Princess Ida


Princess IdaFinborough Theatre, Until 18th April 2015

One’s first experience of seeing a play at Finborough theatre is really rather charming. Located above the Finborough Arms pub round the corner from Brompton Cemetery, this tiny theatre does not shy away from setting itself a big challenge such as the revival of a light operetta like Gilbert and Sullivan’s Princess Ida.

The production team claim to be London’s first professional production of Gilbert and Sullivan’s comic opera with it’s complex libretto in over twenty years and they certainly make it a worthwhile show for an enjoyable evening of entertainment, as long as you don’t take it too seriously.

The London Magazine readers will be familiar with the reference to Tennyson’s narrative poem ‘Princess Ida’. Elements of the fairy-tale story emerge to include a Castle Adament, a Princess and her suitors, but it has all the characteristics of a farce: stock characters, such as the repulsive but comical Lord Gama, men dressed as women and an ape. The result is an energetic and euphoric communal experience.
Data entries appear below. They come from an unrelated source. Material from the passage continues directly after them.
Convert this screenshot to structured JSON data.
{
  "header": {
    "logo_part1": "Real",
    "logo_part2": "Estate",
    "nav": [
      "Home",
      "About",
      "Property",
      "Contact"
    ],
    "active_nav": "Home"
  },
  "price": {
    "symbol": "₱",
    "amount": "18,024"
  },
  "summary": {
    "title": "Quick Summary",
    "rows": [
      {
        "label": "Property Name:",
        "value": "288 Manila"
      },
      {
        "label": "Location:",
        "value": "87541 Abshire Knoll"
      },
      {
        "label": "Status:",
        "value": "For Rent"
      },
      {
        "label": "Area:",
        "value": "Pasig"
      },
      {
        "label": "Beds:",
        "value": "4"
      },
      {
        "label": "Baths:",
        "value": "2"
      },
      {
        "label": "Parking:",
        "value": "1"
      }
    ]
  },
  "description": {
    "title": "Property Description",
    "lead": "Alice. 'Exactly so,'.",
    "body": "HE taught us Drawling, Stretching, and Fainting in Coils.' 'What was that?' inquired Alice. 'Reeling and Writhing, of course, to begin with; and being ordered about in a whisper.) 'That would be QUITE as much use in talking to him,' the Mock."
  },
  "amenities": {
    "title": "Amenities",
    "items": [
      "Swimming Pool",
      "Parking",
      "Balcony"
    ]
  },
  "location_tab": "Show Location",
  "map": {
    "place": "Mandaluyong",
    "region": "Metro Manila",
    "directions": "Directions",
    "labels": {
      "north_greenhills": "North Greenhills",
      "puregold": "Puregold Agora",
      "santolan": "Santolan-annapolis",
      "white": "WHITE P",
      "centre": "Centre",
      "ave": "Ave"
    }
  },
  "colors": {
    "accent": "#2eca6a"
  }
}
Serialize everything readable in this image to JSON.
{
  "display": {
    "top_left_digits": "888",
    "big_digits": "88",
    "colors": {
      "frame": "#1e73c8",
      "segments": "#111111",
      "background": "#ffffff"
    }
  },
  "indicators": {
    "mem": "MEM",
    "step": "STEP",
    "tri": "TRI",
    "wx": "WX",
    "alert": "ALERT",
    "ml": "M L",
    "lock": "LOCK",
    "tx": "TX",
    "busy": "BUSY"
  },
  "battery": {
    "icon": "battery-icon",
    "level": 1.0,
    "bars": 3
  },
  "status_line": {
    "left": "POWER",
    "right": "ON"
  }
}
Women’s education is at the heart of the story in which Princess Ida sets up a women’s university and the walls of the castle are breached by the prince – to whom she is betrothed since infancy – and his foolish friends. In a battle of the sexes, the women defy the intrusion in a way that can only be seen as mocking to them. Mighty maidens on a mission, Princess Ida looks to Goddess Minerva as a paragon of female wisdom: ‘Minerva! Minerva! Oh, hear me: Oh, goddess wise.’

However, not only is this a successful creative adaptation of a neglected opera, but also there are some wonderful singing voices from almost everyone on the stage, notably from Bridget Costello (Princess Ida) in the song ‘the world is but a broken toy’ and Simon Butteriss (as Lord Gama).

The stage set is inspired by the paintings of Alma-Tadema and the costumes for Princess Ida and her maidens in floral hair wreaths and spring coloured silks makes for a pretty picture. However, the maidens look far more frightening with their hockey sticks in hand.

The opera is full of catchy melodic songs such as ‘A Lady Fair, of lineage high’, ‘Merrily ring the luncheon bell’ or ‘P’raps you address the lady most politely’ with the cheery lyrics:

Oh, dainty triolet!
Oh, fragrant violet!
Oh, gentle heigho-let!
(Or little sigh).
On sweet urbanity,
Tho’ mere inanity,
To touch their vanity
We will rely!
Oh, dainty triolet!

The stage has the intimacy of the old Southwark playhouse, yet the accomplished performance from all puts Finborough theatre seriously in the ratings and we are left walking out ‘With Joy abiding.’